ABSTRACT

The following representative excerpts from Harijan are useful in articulating Gandhi’s social and political thoughts during the period of the Indian nationalist movement when he spearheaded the campaign against colonialism. The philosophical foundation of these ideas was not different from that of his earlier conceptualization. The Hind Swaraj continued to remain the primary reference point in the sense that these ideas had their theoretical roots in this seminal text. The ideas in Harijan seem to be different in three ways: first, while the Hind Swaraj was based on his limited experience of satyagraha in South Africa, his responses in Harijan were shaped by the gigantic nationalist struggle that he conceptualized and led in collaboration with those in the Congress holding more or less identical social and political views. Second, the Gandhian ideas in the Harijan were dialectically constituted since they had their roots in constant dialogues with other leading personalities of the era who held views contrary to Gandhi. Although his faith in non-violence remained undiluted, he appears to have adapted his political strategies to accommodate others in the nationalist movement.
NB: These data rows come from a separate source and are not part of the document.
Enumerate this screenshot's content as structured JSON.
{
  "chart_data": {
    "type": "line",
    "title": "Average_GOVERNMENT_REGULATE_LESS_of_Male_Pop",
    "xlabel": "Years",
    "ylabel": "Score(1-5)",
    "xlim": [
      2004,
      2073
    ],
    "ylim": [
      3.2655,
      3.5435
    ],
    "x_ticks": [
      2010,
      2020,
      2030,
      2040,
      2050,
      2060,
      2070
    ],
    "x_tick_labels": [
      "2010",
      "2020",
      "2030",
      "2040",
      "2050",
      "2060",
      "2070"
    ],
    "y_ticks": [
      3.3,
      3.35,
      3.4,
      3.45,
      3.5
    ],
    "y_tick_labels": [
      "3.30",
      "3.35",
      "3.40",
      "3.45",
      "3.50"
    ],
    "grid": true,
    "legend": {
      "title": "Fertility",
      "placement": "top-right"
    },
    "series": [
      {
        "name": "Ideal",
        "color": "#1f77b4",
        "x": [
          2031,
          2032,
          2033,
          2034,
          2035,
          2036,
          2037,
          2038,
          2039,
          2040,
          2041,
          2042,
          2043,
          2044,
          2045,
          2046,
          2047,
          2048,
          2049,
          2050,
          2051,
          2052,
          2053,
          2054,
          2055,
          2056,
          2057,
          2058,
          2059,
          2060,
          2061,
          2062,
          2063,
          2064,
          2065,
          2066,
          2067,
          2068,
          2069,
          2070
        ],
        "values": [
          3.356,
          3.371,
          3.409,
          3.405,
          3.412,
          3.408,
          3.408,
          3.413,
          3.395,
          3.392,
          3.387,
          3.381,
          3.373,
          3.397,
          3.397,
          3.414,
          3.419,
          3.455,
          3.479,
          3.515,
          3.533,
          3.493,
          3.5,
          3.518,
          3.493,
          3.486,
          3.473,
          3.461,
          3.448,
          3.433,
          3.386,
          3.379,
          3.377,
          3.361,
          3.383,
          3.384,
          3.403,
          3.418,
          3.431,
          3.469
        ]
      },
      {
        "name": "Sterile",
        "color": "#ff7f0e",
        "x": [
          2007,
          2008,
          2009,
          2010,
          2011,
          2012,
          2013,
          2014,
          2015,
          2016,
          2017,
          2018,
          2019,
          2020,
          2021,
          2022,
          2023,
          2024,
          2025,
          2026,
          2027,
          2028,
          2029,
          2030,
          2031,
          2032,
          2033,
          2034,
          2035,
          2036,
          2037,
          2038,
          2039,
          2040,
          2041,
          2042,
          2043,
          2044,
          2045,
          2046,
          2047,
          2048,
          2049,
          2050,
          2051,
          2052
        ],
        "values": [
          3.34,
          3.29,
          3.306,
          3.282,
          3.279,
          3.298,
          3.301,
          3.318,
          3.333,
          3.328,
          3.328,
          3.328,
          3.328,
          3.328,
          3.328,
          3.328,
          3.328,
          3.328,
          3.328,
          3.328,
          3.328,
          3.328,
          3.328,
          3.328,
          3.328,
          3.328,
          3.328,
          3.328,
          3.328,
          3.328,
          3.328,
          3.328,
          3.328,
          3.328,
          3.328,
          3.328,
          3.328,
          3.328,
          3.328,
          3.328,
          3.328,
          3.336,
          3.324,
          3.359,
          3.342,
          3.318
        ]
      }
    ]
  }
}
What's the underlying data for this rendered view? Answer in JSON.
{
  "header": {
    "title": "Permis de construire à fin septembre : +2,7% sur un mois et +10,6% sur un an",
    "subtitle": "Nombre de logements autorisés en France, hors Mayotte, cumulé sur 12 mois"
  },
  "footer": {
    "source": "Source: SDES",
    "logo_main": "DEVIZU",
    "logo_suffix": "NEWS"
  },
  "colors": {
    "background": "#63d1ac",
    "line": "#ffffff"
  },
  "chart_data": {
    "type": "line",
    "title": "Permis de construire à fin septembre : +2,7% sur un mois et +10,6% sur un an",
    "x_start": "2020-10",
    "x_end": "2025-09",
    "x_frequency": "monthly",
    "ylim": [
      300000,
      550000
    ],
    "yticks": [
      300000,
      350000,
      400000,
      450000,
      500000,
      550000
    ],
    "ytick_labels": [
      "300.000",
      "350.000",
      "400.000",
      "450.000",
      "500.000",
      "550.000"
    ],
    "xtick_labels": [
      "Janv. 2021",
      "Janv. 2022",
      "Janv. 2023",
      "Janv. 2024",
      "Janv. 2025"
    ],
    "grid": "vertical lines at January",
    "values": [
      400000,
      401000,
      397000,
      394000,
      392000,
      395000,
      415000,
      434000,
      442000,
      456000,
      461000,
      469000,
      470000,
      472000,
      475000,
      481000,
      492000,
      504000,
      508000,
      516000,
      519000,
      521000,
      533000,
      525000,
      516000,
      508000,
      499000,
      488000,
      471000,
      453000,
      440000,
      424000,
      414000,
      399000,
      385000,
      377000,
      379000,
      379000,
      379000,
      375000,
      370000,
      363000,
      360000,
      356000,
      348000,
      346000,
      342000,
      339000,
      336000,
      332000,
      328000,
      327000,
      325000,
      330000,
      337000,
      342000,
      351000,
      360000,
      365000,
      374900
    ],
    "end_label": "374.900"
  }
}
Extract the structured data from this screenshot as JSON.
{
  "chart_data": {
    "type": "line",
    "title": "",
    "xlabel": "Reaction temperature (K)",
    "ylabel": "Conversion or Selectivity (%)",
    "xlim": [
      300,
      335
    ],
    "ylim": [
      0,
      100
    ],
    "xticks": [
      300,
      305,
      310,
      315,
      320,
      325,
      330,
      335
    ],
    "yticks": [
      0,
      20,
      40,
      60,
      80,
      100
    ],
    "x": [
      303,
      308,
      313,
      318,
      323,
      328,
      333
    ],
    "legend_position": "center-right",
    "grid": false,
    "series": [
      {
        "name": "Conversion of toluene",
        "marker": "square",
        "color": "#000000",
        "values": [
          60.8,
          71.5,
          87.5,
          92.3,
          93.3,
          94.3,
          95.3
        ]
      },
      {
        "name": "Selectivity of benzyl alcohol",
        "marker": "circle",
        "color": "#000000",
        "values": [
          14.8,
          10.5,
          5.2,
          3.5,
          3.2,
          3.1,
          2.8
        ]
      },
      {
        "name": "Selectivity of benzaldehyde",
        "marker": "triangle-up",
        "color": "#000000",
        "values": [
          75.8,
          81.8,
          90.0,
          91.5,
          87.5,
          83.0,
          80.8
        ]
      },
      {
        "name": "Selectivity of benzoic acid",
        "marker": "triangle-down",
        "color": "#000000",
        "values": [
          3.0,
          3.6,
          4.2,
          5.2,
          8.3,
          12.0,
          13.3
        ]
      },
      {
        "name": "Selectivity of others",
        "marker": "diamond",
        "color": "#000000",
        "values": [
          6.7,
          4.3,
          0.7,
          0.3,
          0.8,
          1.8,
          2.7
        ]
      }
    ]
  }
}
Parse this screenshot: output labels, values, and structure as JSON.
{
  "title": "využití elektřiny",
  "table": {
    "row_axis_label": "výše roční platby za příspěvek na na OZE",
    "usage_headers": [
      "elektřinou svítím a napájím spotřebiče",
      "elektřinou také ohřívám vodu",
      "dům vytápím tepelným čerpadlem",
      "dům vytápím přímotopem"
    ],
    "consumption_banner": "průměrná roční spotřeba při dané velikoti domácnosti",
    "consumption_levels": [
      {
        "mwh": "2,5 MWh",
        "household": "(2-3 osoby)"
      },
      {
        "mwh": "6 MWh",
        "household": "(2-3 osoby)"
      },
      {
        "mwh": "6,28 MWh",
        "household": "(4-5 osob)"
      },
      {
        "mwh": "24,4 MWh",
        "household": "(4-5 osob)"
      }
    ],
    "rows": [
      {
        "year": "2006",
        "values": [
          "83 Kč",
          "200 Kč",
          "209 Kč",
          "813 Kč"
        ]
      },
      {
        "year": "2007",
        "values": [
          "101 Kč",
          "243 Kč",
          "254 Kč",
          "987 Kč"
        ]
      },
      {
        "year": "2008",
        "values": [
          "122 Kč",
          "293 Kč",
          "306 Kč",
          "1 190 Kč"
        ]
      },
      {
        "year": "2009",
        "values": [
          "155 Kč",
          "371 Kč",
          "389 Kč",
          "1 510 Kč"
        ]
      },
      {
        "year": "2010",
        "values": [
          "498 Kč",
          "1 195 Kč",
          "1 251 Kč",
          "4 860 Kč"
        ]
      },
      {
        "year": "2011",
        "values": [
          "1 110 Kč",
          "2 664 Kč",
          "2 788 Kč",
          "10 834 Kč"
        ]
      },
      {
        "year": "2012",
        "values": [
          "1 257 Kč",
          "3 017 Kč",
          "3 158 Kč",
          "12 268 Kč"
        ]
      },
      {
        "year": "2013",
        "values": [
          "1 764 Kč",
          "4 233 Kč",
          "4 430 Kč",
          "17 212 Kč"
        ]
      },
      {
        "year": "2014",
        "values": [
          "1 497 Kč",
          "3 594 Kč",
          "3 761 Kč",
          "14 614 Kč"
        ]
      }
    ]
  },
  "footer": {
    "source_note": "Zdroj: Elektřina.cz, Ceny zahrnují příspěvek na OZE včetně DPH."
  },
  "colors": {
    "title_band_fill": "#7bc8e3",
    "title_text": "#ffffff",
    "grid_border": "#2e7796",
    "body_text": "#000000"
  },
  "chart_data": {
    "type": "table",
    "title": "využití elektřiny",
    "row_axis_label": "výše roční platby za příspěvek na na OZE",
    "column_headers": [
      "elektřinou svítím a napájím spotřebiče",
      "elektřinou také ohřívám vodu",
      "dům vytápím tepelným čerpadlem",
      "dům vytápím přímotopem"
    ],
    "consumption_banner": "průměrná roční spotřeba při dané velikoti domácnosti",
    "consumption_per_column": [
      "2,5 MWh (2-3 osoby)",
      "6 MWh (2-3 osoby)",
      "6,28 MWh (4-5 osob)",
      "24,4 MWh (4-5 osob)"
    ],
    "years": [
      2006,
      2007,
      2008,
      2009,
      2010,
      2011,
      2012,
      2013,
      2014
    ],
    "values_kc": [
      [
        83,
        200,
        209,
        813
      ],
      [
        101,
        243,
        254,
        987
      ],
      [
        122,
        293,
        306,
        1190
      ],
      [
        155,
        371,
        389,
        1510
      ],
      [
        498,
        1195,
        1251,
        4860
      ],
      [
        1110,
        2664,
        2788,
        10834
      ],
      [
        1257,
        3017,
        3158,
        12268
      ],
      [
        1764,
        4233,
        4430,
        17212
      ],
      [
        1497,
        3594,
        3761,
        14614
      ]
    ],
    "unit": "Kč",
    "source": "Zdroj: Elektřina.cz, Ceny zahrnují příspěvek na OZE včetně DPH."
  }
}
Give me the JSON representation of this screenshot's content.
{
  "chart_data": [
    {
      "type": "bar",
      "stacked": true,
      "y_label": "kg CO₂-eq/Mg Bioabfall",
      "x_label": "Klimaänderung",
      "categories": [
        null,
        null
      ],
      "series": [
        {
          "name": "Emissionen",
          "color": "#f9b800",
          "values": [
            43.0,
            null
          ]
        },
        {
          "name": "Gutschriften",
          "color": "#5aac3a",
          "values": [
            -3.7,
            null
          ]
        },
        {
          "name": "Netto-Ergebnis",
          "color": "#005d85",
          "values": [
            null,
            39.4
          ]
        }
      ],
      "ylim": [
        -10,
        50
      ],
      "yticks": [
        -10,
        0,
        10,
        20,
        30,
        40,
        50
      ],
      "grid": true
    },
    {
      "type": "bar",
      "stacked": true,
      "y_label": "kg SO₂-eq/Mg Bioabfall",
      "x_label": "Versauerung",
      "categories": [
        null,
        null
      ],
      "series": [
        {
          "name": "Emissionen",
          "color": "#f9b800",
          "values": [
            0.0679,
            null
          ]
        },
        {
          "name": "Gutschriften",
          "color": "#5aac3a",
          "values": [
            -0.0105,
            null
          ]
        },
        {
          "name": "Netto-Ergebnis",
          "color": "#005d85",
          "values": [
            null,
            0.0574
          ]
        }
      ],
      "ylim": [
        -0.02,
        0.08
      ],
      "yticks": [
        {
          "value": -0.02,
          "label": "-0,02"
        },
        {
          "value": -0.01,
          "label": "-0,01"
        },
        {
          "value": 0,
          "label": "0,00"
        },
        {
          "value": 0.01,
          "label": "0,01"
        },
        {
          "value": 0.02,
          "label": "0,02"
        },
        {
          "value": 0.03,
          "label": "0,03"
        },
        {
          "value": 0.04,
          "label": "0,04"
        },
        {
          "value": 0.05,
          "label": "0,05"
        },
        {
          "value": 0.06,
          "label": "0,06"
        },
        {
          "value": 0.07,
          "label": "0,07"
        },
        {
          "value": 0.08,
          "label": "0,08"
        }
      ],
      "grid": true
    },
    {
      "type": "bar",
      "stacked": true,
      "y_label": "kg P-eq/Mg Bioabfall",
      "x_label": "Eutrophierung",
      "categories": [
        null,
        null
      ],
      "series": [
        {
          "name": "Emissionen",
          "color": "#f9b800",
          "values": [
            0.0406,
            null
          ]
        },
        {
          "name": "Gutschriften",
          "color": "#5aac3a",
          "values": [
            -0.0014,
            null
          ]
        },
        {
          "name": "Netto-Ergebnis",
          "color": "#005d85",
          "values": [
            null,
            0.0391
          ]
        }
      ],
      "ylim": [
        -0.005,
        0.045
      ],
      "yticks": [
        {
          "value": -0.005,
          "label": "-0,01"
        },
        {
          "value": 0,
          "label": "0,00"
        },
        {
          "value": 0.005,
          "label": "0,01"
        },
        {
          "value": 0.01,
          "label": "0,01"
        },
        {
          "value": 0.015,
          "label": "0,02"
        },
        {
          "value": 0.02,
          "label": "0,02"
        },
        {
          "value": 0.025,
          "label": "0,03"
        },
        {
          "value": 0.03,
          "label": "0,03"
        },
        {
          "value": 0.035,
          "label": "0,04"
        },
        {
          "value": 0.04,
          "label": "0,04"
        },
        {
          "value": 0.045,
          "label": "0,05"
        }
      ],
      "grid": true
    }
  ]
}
As shown in Chapter 3, the Mahatma, despite his serious differences with Rabindranath Tagore, M.N. Roy and B.R. Ambedkar, never alienated them by simply dismissing the alternatives they suggested. The 1932 Poona Pact, which was nothing but ‘a trade-off’ between Gandhi and Ambedkar, confirms his unambiguous belief in the national democratic ideology that cemented a bond among classes with contradictory social and economic interests. Similarly, Gandhi’s success in articulating the working-class grievances within the nationalist ideological framework also demonstrates his astute sense of strategy in a context when freedom from colonialism was probably prior to other socio-economic agendas. Third, his writings in Harijan provide explanations for his actions which, to him, were not always goal-oriented, but illustrative of a specific way of life. His life was a series of ‘experiments’ and hence could not be planned in advance. He therefore wrote about his experiments to gain further out of the responses that his experiments usually evoked. It was a dialectical exercise, for the Mahatma always responded to the reactions to his views, published in Harijan. These excerpts are therefore useful in conceptualizing Gandhi, who was not merely

a political activist but a theoretician who evolved his plan of action on the basis of a specific understanding of India as a distinct social, economic and political entity.